Spermatogenesis vs Oogenesis

• Spermatogenesis that occurs entirely in the testes has an equal division of cells and is involved in gamete production as it produces four sperm cells smaller than spermatocytes beginning at puberty.
• Oogenesis that occurs mostly in the ovaries is an unequal division of cytoplasm, not involved in gemete production, and ends in menopause as it begins in the fetus.

Twins

• Fraternal twins come from two sperm fertilizing two eggs and have different paternal/maternal DNA.
• Identical twins form when one sperm fertilizes one egg, which then divides and are the same paternal/maternal DNA.
• Rare twins include semi-identical and conjoined.

Meiosis Outcomes

• Genetic reduction produces daughter cells with half the number of chromosomes versus the parent cell.
• Genetic recombination produces daughter cells with different combinations of alleles.

Sexual Reproduction

• A reason for meiosis is that sexually reproducing organisms are diploid, meaning they have two copies of chromosomes.
• To reproduce, these organisms make haploid gametes with one copy of each chromosome.
• Fertilization of two haploid gametes (egg + sperm) created a diploid that grows via mitosis.
• If chromosomes were not halved via gametes, chromosome numbers would double each generation, leading to polyploidy.

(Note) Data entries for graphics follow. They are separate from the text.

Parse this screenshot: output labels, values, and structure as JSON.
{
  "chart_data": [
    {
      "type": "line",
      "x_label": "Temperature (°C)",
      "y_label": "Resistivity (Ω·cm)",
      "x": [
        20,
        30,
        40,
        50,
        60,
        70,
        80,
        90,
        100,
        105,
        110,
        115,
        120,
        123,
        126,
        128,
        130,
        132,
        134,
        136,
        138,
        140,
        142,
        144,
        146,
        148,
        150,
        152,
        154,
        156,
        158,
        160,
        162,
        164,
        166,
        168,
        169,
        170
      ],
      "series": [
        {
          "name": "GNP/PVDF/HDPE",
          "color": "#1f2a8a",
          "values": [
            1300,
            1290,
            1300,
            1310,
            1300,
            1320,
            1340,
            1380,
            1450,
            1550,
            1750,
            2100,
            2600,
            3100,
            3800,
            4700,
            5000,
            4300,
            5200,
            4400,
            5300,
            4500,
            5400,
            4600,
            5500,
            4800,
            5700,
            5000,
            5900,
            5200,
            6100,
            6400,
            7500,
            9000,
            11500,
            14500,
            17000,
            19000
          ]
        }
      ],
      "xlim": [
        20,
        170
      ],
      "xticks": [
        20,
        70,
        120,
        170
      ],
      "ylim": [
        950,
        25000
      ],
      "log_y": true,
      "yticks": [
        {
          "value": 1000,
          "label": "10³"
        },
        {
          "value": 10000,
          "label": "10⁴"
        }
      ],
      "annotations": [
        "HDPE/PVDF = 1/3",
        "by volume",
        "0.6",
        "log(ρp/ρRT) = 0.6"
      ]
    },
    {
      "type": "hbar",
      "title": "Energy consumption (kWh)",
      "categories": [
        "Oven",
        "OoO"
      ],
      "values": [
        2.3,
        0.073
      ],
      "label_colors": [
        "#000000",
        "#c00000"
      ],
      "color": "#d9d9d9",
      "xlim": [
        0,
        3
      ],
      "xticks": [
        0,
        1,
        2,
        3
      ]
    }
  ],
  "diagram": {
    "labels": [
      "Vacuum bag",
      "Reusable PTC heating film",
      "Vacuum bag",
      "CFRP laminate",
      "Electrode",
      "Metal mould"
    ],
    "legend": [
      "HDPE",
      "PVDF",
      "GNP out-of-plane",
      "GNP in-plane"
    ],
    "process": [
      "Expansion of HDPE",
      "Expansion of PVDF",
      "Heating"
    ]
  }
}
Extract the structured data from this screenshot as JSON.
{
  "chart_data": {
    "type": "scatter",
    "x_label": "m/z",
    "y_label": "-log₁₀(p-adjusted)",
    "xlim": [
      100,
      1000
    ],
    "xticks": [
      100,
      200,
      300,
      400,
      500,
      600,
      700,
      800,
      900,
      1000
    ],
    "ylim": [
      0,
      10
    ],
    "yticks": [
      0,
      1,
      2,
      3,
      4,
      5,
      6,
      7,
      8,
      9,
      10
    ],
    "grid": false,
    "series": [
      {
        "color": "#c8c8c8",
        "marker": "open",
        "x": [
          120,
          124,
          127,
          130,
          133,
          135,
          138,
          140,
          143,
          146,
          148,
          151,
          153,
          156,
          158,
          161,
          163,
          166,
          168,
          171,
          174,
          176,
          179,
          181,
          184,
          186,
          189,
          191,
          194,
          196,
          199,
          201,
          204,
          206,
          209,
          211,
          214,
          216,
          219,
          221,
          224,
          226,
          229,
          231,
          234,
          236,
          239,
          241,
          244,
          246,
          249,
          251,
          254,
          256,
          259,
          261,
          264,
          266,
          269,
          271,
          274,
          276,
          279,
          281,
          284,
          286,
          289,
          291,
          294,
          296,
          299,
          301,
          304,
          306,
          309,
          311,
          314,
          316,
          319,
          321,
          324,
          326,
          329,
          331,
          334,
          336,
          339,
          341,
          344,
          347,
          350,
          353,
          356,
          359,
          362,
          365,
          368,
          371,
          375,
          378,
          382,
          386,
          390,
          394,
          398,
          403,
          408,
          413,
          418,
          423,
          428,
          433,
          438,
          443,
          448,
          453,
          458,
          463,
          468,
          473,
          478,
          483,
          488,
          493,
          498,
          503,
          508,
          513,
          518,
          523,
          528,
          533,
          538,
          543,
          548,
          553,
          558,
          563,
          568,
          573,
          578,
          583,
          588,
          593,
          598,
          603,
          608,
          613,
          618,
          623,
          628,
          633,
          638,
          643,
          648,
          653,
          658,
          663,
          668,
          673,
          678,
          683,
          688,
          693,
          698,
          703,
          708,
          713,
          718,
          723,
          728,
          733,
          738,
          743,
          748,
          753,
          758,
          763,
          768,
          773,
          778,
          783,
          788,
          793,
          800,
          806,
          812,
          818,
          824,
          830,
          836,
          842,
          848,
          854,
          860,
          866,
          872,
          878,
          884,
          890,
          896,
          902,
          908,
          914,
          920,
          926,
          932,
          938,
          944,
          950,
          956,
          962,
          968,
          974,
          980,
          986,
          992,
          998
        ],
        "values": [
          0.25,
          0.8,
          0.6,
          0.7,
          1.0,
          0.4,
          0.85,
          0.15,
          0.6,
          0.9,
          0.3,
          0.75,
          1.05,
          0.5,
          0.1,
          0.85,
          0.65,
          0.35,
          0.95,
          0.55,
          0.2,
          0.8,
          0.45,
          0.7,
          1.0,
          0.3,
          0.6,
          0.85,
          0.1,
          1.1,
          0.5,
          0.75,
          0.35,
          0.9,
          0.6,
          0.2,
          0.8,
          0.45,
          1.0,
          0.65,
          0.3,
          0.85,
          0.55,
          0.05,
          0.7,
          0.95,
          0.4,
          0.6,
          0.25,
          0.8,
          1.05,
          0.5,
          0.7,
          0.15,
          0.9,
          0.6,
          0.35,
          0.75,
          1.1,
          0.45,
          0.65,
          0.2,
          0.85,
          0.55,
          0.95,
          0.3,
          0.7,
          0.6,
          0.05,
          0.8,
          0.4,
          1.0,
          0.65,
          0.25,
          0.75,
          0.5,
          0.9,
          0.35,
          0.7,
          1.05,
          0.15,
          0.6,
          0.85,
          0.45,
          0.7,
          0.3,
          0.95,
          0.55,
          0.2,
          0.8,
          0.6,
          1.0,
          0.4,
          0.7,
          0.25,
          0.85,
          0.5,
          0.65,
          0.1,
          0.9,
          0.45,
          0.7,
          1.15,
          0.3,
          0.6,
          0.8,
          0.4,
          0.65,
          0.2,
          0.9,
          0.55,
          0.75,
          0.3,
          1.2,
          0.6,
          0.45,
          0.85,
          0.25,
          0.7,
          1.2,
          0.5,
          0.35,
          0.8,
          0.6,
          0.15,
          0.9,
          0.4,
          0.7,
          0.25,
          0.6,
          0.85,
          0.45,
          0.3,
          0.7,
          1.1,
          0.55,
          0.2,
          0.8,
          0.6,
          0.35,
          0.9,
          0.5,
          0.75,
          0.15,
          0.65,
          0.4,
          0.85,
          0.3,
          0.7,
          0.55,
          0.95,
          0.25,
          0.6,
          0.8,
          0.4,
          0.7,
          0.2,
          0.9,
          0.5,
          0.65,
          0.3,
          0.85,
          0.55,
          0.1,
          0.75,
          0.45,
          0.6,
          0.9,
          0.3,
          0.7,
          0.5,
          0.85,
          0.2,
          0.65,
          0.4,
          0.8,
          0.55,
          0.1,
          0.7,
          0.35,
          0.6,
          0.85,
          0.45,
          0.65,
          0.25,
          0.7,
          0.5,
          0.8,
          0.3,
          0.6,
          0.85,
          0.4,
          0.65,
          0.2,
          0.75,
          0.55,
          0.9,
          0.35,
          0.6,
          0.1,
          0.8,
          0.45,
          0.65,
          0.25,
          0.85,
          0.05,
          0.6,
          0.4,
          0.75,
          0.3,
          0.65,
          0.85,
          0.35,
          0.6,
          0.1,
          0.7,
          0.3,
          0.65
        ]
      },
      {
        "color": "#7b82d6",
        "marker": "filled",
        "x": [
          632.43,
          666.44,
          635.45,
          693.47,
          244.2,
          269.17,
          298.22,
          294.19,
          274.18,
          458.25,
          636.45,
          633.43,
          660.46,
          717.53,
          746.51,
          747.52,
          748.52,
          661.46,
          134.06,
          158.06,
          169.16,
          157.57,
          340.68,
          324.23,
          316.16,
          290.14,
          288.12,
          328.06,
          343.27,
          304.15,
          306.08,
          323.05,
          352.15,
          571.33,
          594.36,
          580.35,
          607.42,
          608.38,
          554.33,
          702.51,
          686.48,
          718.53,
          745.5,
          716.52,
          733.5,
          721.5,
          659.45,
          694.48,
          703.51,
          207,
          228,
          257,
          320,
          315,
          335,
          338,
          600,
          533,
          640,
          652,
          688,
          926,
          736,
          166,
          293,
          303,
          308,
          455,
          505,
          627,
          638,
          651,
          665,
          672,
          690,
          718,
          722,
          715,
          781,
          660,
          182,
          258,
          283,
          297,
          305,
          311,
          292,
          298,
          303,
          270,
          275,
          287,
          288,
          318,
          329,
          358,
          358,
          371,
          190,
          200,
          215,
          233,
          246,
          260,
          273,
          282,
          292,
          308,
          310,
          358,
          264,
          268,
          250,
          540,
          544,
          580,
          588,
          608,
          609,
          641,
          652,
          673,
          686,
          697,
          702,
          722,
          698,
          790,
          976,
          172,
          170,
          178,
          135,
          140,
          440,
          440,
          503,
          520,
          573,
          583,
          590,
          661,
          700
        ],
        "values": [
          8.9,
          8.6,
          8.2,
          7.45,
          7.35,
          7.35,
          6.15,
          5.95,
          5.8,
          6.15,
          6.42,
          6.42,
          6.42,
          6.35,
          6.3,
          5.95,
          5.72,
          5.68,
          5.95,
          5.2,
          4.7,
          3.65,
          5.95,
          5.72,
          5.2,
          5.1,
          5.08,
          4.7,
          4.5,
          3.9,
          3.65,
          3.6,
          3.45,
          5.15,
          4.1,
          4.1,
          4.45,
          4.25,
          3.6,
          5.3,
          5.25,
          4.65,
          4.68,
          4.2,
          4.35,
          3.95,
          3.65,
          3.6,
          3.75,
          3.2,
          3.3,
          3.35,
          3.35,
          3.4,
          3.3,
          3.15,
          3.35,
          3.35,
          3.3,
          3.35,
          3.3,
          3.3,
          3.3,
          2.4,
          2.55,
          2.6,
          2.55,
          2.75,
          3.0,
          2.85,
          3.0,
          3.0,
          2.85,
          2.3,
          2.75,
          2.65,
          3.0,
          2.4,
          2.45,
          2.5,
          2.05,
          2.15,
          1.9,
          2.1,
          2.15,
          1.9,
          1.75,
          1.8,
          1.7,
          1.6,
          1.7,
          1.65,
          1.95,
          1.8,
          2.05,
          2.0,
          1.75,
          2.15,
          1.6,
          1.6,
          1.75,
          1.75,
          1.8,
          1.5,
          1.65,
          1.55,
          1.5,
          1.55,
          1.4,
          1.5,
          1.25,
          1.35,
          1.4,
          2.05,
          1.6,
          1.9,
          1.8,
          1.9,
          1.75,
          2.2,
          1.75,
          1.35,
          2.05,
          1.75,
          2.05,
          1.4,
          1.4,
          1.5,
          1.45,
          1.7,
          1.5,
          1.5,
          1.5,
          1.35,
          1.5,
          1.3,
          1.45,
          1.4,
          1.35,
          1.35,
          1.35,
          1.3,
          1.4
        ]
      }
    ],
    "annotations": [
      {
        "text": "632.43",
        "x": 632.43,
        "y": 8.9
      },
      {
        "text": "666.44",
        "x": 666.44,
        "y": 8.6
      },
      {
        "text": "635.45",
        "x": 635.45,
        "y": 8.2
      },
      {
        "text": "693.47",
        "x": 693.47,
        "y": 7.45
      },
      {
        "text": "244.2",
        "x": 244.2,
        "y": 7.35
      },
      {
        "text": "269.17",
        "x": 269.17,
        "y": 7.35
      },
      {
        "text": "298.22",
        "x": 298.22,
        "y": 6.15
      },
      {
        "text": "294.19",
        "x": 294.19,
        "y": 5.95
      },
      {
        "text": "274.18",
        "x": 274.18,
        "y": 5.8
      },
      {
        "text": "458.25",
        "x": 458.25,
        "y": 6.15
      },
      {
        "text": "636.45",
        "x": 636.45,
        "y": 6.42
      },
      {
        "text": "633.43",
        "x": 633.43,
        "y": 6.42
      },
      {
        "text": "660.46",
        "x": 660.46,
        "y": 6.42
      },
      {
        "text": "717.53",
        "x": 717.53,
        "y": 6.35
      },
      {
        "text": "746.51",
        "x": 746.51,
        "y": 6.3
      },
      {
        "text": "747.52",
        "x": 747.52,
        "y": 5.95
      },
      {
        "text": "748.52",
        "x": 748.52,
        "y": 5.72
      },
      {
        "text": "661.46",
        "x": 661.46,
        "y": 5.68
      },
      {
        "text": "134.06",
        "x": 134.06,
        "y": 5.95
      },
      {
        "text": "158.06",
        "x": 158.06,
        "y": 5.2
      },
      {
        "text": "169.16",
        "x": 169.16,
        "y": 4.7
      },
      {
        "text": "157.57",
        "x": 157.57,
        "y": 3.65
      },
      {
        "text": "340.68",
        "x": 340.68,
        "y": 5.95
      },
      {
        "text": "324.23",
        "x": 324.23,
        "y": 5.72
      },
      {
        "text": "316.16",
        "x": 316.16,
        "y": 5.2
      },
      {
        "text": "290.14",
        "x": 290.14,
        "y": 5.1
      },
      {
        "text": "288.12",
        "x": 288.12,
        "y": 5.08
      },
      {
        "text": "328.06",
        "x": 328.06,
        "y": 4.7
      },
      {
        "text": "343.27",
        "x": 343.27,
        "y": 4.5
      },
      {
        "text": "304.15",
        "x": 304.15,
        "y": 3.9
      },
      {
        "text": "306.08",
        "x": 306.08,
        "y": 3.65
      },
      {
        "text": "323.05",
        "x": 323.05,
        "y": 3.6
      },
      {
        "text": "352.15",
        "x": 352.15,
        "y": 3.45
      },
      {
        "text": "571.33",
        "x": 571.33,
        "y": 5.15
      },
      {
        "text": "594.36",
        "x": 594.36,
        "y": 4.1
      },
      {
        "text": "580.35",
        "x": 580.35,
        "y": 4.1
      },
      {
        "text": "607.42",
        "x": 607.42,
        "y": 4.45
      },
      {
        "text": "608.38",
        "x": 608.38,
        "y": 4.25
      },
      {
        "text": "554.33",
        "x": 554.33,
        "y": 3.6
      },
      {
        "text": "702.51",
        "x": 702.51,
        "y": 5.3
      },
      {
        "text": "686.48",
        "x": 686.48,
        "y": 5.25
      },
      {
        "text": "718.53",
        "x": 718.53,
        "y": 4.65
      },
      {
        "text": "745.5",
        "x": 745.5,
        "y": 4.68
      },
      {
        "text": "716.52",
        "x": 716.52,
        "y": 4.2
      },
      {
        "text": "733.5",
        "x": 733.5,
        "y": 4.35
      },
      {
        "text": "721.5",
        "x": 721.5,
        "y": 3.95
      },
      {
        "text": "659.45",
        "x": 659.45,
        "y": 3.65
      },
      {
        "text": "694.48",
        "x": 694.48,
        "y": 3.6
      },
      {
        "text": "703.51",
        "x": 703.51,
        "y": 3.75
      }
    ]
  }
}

Comparing Mitosis vs Meiosis.

• Mitosis has one division, while meiosis has two.
• Mitosis has no independent assortment, synapsis, or crossing over.
• Meiosis has independent assortment in metaphase 1, has synapsis to form bivalents, and also consists of crossing over in prophase 1.
• Mitosis has two cells with the ploidy as diploid which produces body cells consisting of identical genetics.
• Meiosis has four cells with the ploidy as haploid that is used to separate the genetics into sex cells used in the crossing over phase.